Первое лето мы жили на даче в маленькой матерчатой будке. В ней было тепло и уютно, особенно когда по крыше стучал дождь, а в лесу шумели деревья. Каждому полагался свой матрас и своя подстилка. И миска с едой. А вокруг в разные стороны разбегались тропинки, и мир, наполненный запахами, шорохами, шелестами, ждал меня, звал и манил. Помню, в первый же день, улучив минутку, когда Челочка села что-то мастерить, а мама занялась обедом, я смело отправилась изучать окрестности. Спустя десять минут наша семья в полном составе выуживала меня из речки, куда я плюхнулась, пытаясь вскарабкаться на огромный прибрежный валун. Вода в речке была теплая и мокрая, как бульон в моем младенчестве. Научиться плавать мне не составило труда. Сейчас я легко могу переплыть нашу речку. А если вы бросите в воду палочку, я достану ее из любого водоворота. И не потому, что мне так уж нужна палочка. Просто мы ведь друзья, и мне с вами весело.
А еще я немножко умею летать. Если не верите, сходите к нашей трясогузке Марусе, она вас тоже научит. Никуда не денетесь, у этой и бегемот полетит.

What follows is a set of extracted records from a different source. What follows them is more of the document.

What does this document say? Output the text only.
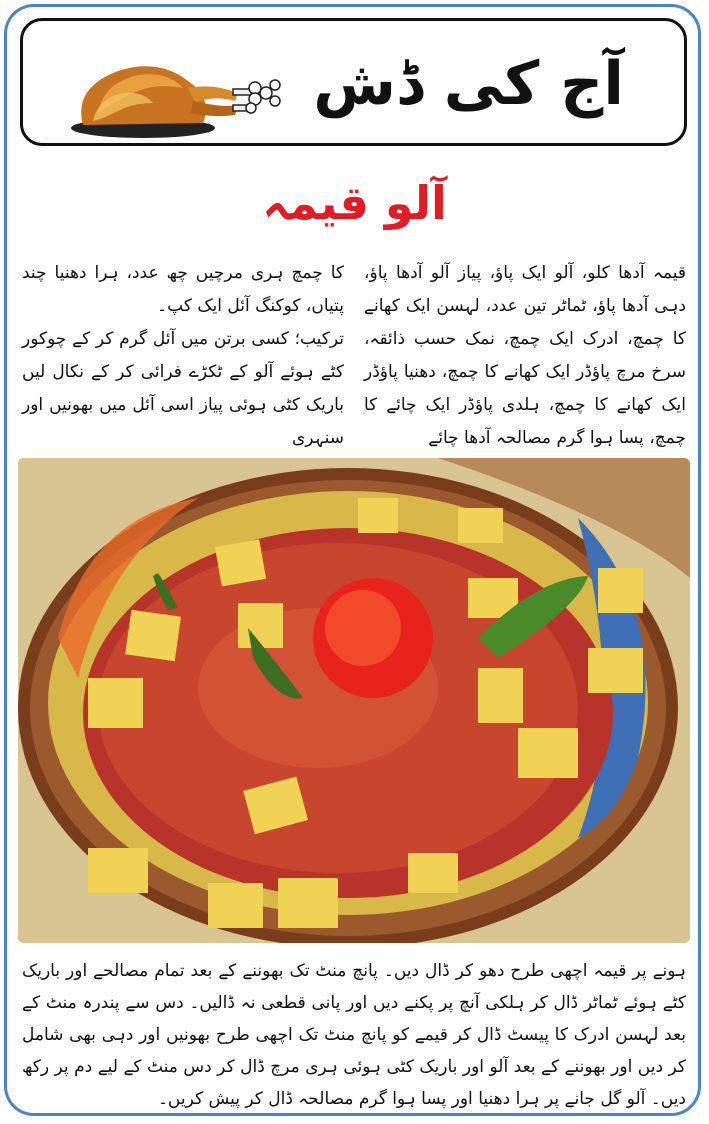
آج کی ڈش
آلو قیمہ
قیمہ آدھا کلو، آلو ایک پاؤ، پیاز آلو آدھا پاؤ، دہی آدھا پاؤ، ٹماٹر تین عدد، لہسن ایک کھانے کا چمچ، ادرک ایک چمچ، نمک حسب ذائقہ، سرخ مرچ پاؤڈر ایک کھانے کا چمچ، دھنیا پاؤڈر ایک کھانے کا چمچ، ہلدی پاؤڈر ایک چائے کا چمچ، پسا ہوا گرم مصالحہ آدھا چائے

کا چمچ ہری مرچیں چھ عدد، ہرا دھنیا چند پتیاں، کوکنگ آئل ایک کپ۔

ترکیب؛ کسی برتن میں آئل گرم کر کے چوکور کٹے ہوئے آلو کے ٹکڑے فرائی کر کے نکال لیں باریک کٹی ہوئی پیاز اسی آئل میں بھونیں اور سنہری

ہونے پر قیمہ اچھی طرح دھو کر ڈال دیں۔ پانچ منٹ تک بھوننے کے بعد تمام مصالحے اور باریک کٹے ہوئے ٹماٹر ڈال کر ہلکی آنچ پر پکنے دیں اور پانی قطعی نہ ڈالیں۔ دس سے پندرہ منٹ کے بعد لہسن ادرک کا پیسٹ ڈال کر قیمے کو پانچ منٹ تک اچھی طرح بھونیں اور دہی بھی شامل کر دیں اور بھوننے کے بعد آلو اور باریک کٹی ہوئی ہری مرچ ڈال کر دس منٹ کے لیے دم پر رکھ دیں۔ آلو گل جانے پر ہرا دھنیا اور پسا ہوا گرم مصالحہ ڈال کر پیش کریں۔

— Лети, горе луковое! Лети, или я за себя не отвечаю! — кричит Маруся, сгоняя с березы своего нерадивого птенца. А тот сидит, испуганно вцепившись в ветку, и ни за что на свете не желает от нее отцепляться. Маруся с супругом, ругаясь и вереща, летают вокруг. Я прыгаю внизу и как могу изображаю летающую собаку. Наконец чудо в перьях, вдохновленное моим примером и родительскими тычками, неуклюже расправляет крылья и под общие возгласы одобрения криво планирует на соседнее дерево или крышу сарая. И снова во что-нибудь намертво вцепляется. Словом, история начинается сызнова.
Однажды после третьего захода я не выдержала и сама полезла по стремянке на сарай помогать. Птенца-то я согнала, но тут же от Маруси под горячую руку досталось и мне. Про свой полет рассказывать не буду, скажу только, что если бы под сараем не оказалось кучи песка, мне бы, пожалуй, отбило не только лапы, но даже на денек-другой охоту до приключений. «А что ж ты думала?» — назидательно потрясала потом хвостиком Маруся, возбужденно бегая взад-вперед по дорожке. — «Птичий хлеб ох как нелегок!».
Наверное, и правда, нелегок. Я лично птиц жалею. И поэтому всегда оставляю в своей миске немного каши для соек. А потом мы с ними играем, понарошку гоняемся друг за другом, они на меня трещат, а я на них лаю.
Этим наше общение обычно и ограничивается, всегда оставаясь чисто платоническим. Их ведь за шкирку не потаскаешь, по носу не надаешь и в попу не вцепишься, потому как птицы — создания нежные, пугливые и летучие. Другое дело — Сильва, соседская кошка. Хоть и эта не прочь полетать, и вспорхнуть на березу для нее раз плюнуть. Правда, снимать ее оттуда приходится всем нашим дружным коллективом, со стремянкой, веревкой и длинной жердиной, как это было в прошлом году.